Dark days in Europe and America
It was fashionable, in the 1930s, to talk about the darkness spreading across Europe. It wasn’t just Hitler and Mussolini. Franco of course came to power in Spain with his Catholic fascism. Movements spread up all over the continent, like the Ustase in Croatia with their leader Ante Pavelić, or the Arrow-Cross party in Hungary (which was one of many fascist movements). It was a cloud that spread, and touched everywhere. No country was free of its pro-Nazi or otherwise fascistic movements, including the UK, where Oswald Mosley was nearly Prime Minister, and would have been allied with Hitler.
Well gang, happy days are here again!
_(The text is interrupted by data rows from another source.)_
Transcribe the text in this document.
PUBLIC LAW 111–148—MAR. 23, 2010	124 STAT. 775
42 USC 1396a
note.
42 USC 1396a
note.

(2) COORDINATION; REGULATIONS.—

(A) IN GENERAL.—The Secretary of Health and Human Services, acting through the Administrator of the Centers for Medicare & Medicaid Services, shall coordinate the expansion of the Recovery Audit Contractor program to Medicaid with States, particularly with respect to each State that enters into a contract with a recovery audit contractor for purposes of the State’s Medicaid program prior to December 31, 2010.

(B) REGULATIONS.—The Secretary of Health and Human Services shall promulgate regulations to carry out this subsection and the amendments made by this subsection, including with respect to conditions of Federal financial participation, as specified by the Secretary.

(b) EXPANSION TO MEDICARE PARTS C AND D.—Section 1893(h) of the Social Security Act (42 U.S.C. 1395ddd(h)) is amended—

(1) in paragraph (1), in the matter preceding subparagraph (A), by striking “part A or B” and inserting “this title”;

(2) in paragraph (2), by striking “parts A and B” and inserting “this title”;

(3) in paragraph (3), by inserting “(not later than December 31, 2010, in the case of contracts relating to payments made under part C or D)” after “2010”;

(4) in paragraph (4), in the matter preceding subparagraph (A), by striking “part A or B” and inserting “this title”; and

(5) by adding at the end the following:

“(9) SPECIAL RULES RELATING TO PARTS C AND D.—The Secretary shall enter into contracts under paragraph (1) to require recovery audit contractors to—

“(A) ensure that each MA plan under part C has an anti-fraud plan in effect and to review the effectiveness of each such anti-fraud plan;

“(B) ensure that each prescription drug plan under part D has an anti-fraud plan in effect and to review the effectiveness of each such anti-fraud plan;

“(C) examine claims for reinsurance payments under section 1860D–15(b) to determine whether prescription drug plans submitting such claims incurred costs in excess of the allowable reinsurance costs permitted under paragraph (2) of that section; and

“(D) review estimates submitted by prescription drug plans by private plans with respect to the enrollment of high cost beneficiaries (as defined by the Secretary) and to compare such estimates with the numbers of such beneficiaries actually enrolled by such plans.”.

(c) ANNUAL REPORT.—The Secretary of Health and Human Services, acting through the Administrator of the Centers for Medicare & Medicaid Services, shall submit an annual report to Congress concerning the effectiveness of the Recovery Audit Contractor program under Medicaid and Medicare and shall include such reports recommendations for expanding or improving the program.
I don’t want to bandy about the word “fascism”, even when I think it fits. But with the election of Trump, the world’s far-right racial movements have a new energy. And the Trump campaign is set to take advantage of that, and lead it.
Nigel Farage, the sinisterly oafish leader of UKIP, was the first international politicians to meet with Trump after his election, where they talked about “freedom and winning“, like smart grown-ups do. Stephen Bannon, the racist right-wing head of Breitbart, and now Trump senior counsel, is already working with Marine Le Pen in France, the leader of the far-right nationalist front. The anti-immigrant racial rightists in Russia and Hungary are extremely energized.
What do these have in common? Not too much, when you get right down to it. After all, one of the UKIP’s primary slogans was protecting the National Institute of Health. The Le Pens are not climate change deniers. Putin isn’t a proponent of supply-side economics. This isn’t, in any way, a conservative coalition.
It’s entirely anti-immigrant white nationalism, or white supranationalism. I don’t know the form it will take, but it will be ugly. It’s tragic and ironic that all of these people are running against the forces of globalization, but are enacting a globalist movement of their own. It’s one that rejects modernity, but is no less enabled by modern communication and modern idea of connectedness for it. It’s just a different angle on the globalist project: a far more terrifying, cruel, and revanchist one. That’s the world we’re in now.